The educational insights arising through this developmental process are characterized in Steiner's pedagogy in the following way: During the first phase (0–7) the child's basic cognitive faculty is imitation. With the change of teeth, a significant portion of the etheric-formative forces that have shaped the child's organism are released and become available to the child as the awakening faculty of imagination. With the physical changes at puberty, a significant portion of the astral forces is freed from the organism and is now available as intellectual cognition and emotional response. During adolescence, the "personality" gradually yields to the "individuality." Language reflects this. Per-sonare means to "sound through." As in Greek drama, in which the god speaks through the mask, personality is the "mask" through which the individual sounds. The individuality is that in the human being which cannot be further divided, is "indivisible."

This developmental picture gives rise to Steiner's pedagogical approach in practice. The key to preschool education is imitation, not intellectualization. In these years it is primarily through the imitative will that education occurs. The key to elementary education is learning through imagination–through story, myth, art, narrative, and biography–and doing. In these years, human feeling is the primary focus. And the time to exercise and challenge the intellectual intelligence, human thinking, is primarily in adolescence.
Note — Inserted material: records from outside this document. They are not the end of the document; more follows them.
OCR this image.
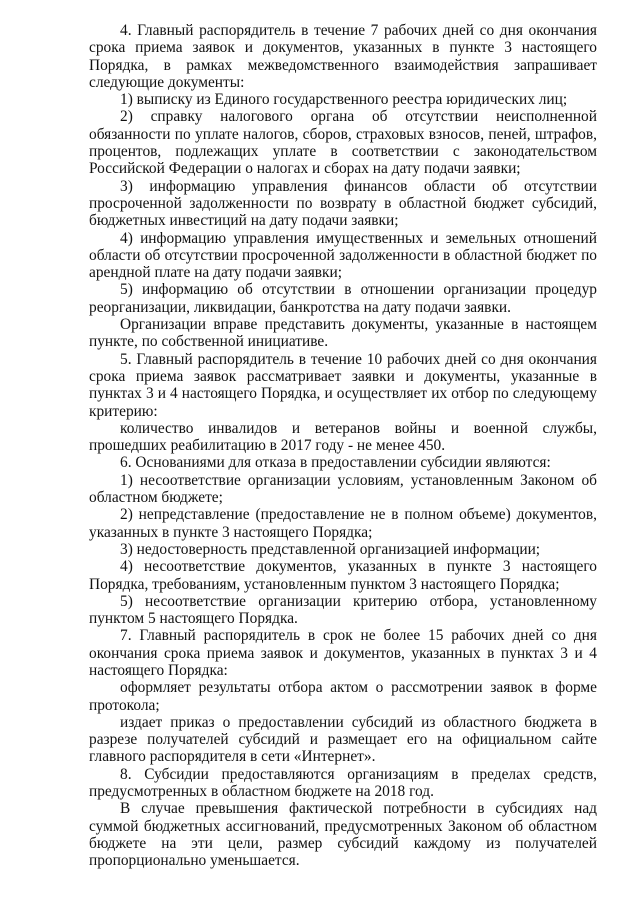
4. Главный распорядитель в течение 7 рабочих дней со дня окончания срока приема заявок и документов, указанных в пункте 3 настоящего Порядка, в рамках межведомственного взаимодействия запрашивает следующие документы:

1) выписку из Единого государственного реестра юридических лиц;

2) справку налогового органа об отсутствии неисполненной обязанности по уплате налогов, сборов, страховых взносов, пеней, штрафов, процентов, подлежащих уплате в соответствии с законодательством Российской Федерации о налогах и сборах на дату подачи заявки;

3) информацию управления финансов области об отсутствии просроченной задолженности по возврату в областной бюджет субсидий, бюджетных инвестиций на дату подачи заявки;

4) информацию управления имущественных и земельных отношений области об отсутствии просроченной задолженности в областной бюджет по арендной плате на дату подачи заявки;

5) информацию об отсутствии в отношении организации процедур реорганизации, ликвидации, банкротства на дату подачи заявки.

Организации вправе представить документы, указанные в настоящем пункте, по собственной инициативе.

5. Главный распорядитель в течение 10 рабочих дней со дня окончания срока приема заявок рассматривает заявки и документы, указанные в пунктах 3 и 4 настоящего Порядка, и осуществляет их отбор по следующему критерию:

количество инвалидов и ветеранов войны и военной службы, прошедших реабилитацию в 2017 году - не менее 450.

6. Основаниями для отказа в предоставлении субсидии являются:

1) несоответствие организации условиям, установленным Законом об областном бюджете;

2) непредставление (предоставление не в полном объеме) документов, указанных в пункте 3 настоящего Порядка;

3) недостоверность представленной организацией информации;

4) несоответствие документов, указанных в пункте 3 настоящего Порядка, требованиям, установленным пунктом 3 настоящего Порядка;

5) несоответствие организации критерию отбора, установленному пунктом 5 настоящего Порядка.

7. Главный распорядитель в срок не более 15 рабочих дней со дня окончания срока приема заявок и документов, указанных в пунктах 3 и 4 настоящего Порядка:

оформляет результаты отбора актом о рассмотрении заявок в форме протокола;

издает приказ о предоставлении субсидий из областного бюджета в разрезе получателей субсидий и размещает его на официальном сайте главного распорядителя в сети «Интернет».

8. Субсидии предоставляются организациям в пределах средств, предусмотренных в областном бюджете на 2018 год.

В случае превышения фактической потребности в субсидиях над суммой бюджетных ассигнований, предусмотренных Законом об областном бюджете на эти цели, размер субсидий каждому из получателей пропорционально уменьшается.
The original Waldorf School in Stuttgart began with 253 children in eight grades. It soon grew to be the largest private school in Germany, with more than 1,000 students, through high school. When Hitler came to power in 1933, there were seven Waldorf Schools in Germany, all of which were closed by the National-Socialist government. The Stuttgart school reopened in 1945 under the auspices of the American Occupation Forces in southern Germany. In the early twenty-first century, there are more than 180 Waldorf schools in Germany. The first school in the English-speaking world opened in England in 1925. In 1928, the Rudolf Steiner School opened in New York City. There are 152 Waldorf schools in the United States, Canada, and Mexico, and there are 11 Waldorf teacher training centers. They are represented by the Association of Waldorf Schools of North America (AWSNA).


Barnes, Henry. 1980."Waldorf Education: An Introduction." Teachers College Record 81 (3):323–336.
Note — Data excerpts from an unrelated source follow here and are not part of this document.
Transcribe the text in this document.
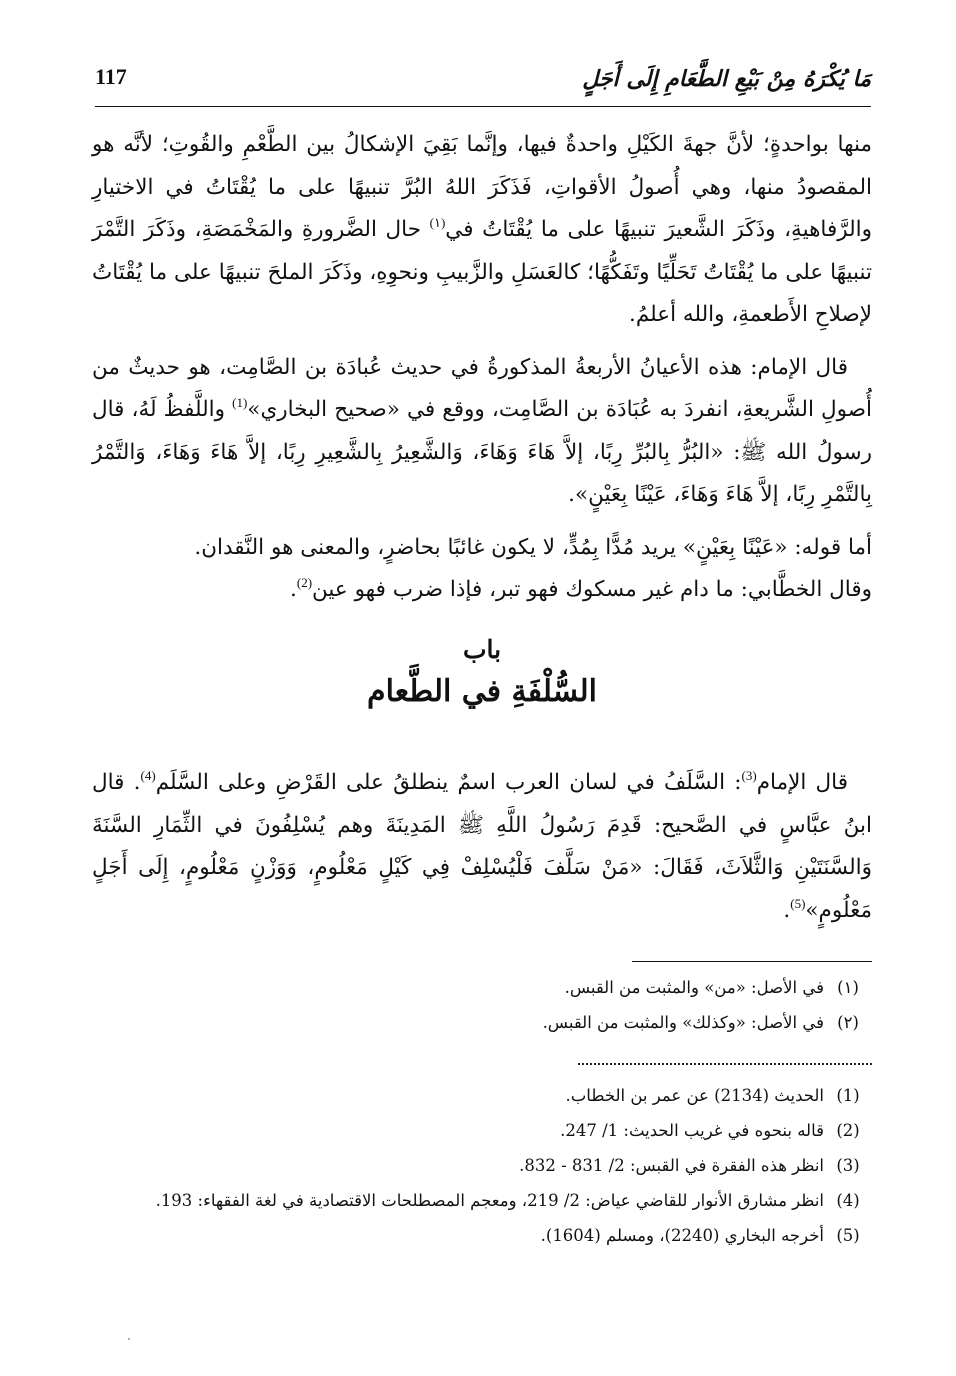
117	مَا يُكْرَهُ مِنْ بَيْعِ الطَّعَامِ إِلَى أَجَلٍ

منها بواحدةٍ؛ لأنَّ جهةَ الكَيْلِ واحدةٌ فيها، وإنَّما بَقِيَ الإشكالُ بين الطَّعْمِ والقُوتِ؛ لأنَّه هو المقصودُ منها، وهي أُصولُ الأقواتِ، فَذَكَرَ اللهُ البُرَّ تنبيهًا على ما يُقْتَاتُ في الاختيارِ والرَّفاهيةِ، وذَكَرَ الشَّعيرَ تنبيهًا على ما يُقْتَاتُ في$^{(١)}$ حال الضَّرورةِ والمَخْمَصَةِ، وذَكَرَ التَّمْرَ تنبيهًا على ما يُقْتَاتُ تَحَلِّيًا وتَفَكُّهًا؛ كالعَسَلِ والزَّبيبِ ونحوِهِ، وذَكَرَ الملحَ تنبيهًا على ما يُقْتَاتُ لإصلاحِ الأَطعمةِ، والله أعلمُ.

قال الإمام: هذه الأعيانُ الأربعةُ المذكورةُ في حديث عُبادَة بن الصَّامِت، هو حديثٌ من أُصولِ الشَّريعةِ، انفردَ به عُبَادَة بن الصَّامِت، ووقع في «صحيح البخاري»$^{(1)}$ واللَّفظُ لَهُ، قال رسولُ الله ﷺ: «البُرُّ بِالبُرِّ رِبًا، إلاَّ هَاءَ وَهَاءَ، وَالشَّعِيرُ بِالشَّعِيرِ رِبًا، إلاَّ هَاءَ وَهَاءَ، وَالتَّمْرُ بِالتَّمْرِ رِبًا، إلاَّ هَاءَ وَهَاءَ، عَيْنًا بِعَيْنٍ».

أما قوله: «عَيْنًا بِعَيْنٍ» يريد مُدًّا بِمُدٍّ، لا يكون غائبًا بحاضرٍ، والمعنى هو النَّقدان.
وقال الخطَّابي: ما دام غير مسكوك فهو تبر، فإذا ضرب فهو عين$^{(2)}$.

باب
السُّلْفَةِ في الطَّعام

قال الإمام$^{(3)}$: السَّلَفُ في لسان العرب اسمٌ ينطلقُ على القَرْضِ وعلى السَّلَم$^{(4)}$. قال ابنُ عبَّاسٍ في الصَّحيح: قَدِمَ رَسُولُ اللَّهِ ﷺ المَدِينَةَ وهم يُسْلِفُونَ في الثِّمَارِ السَّنَةَ وَالسَّنَتَيْنِ وَالثَّلاَثَ، فَقَالَ: «مَنْ سَلَّفَ فَلْيُسْلِفْ فِي كَيْلٍ مَعْلُومٍ، وَوَزْنٍ مَعْلُومٍ، إِلَى أَجَلٍ مَعْلُومٍ»$^{(5)}$.

(١)
في الأصل: «من» والمثبت من القبس.
(٢)
في الأصل: «وكذلك» والمثبت من القبس.
(1)
الحديث (2134) عن عمر بن الخطاب.
(2)
قاله بنحوه في غريب الحديث: 1/ 247.
(3)
انظر هذه الفقرة في القبس: 2/ 831 - 832.
(4)
انظر مشارق الأنوار للقاضي عياض: 2/ 219، ومعجم المصطلحات الاقتصادية في لغة الفقهاء: 193.
(5)
أخرجه البخاري (2240)، ومسلم (1604).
BARNES, HENRY. 1991. "Learning That Grows with the Learner." Educational Leadership: Journal of the Association for Supervision and Curriculum Development 49 (2):52–54.

BARNES, HENRY. 1997. A Life for the Spirit: Rudolf Steiner in the Crosscurrents of Our Time. New York: Anthroposophic Press.

HARWOOD, A. CECIL. 1982. The Recovery of Man in Childhood. New York: Anthroposophic Press.

STEINER, RUDOLF. 1971. Human Values in Education. London: Rudolf Steiner.

STEINER, RUDOLF. 1986. Soul Economy and Waldorf Education. New York: Anthroposophic Press.

STEINER, RUDOLF. 1988a. Kingdom of Childhood. New York: Anthroposophic Press.

STEINER, RUDOLF. 1988b. The Child's Changing Consciousness and Waldorf Education. New York: Anthroposophic Press.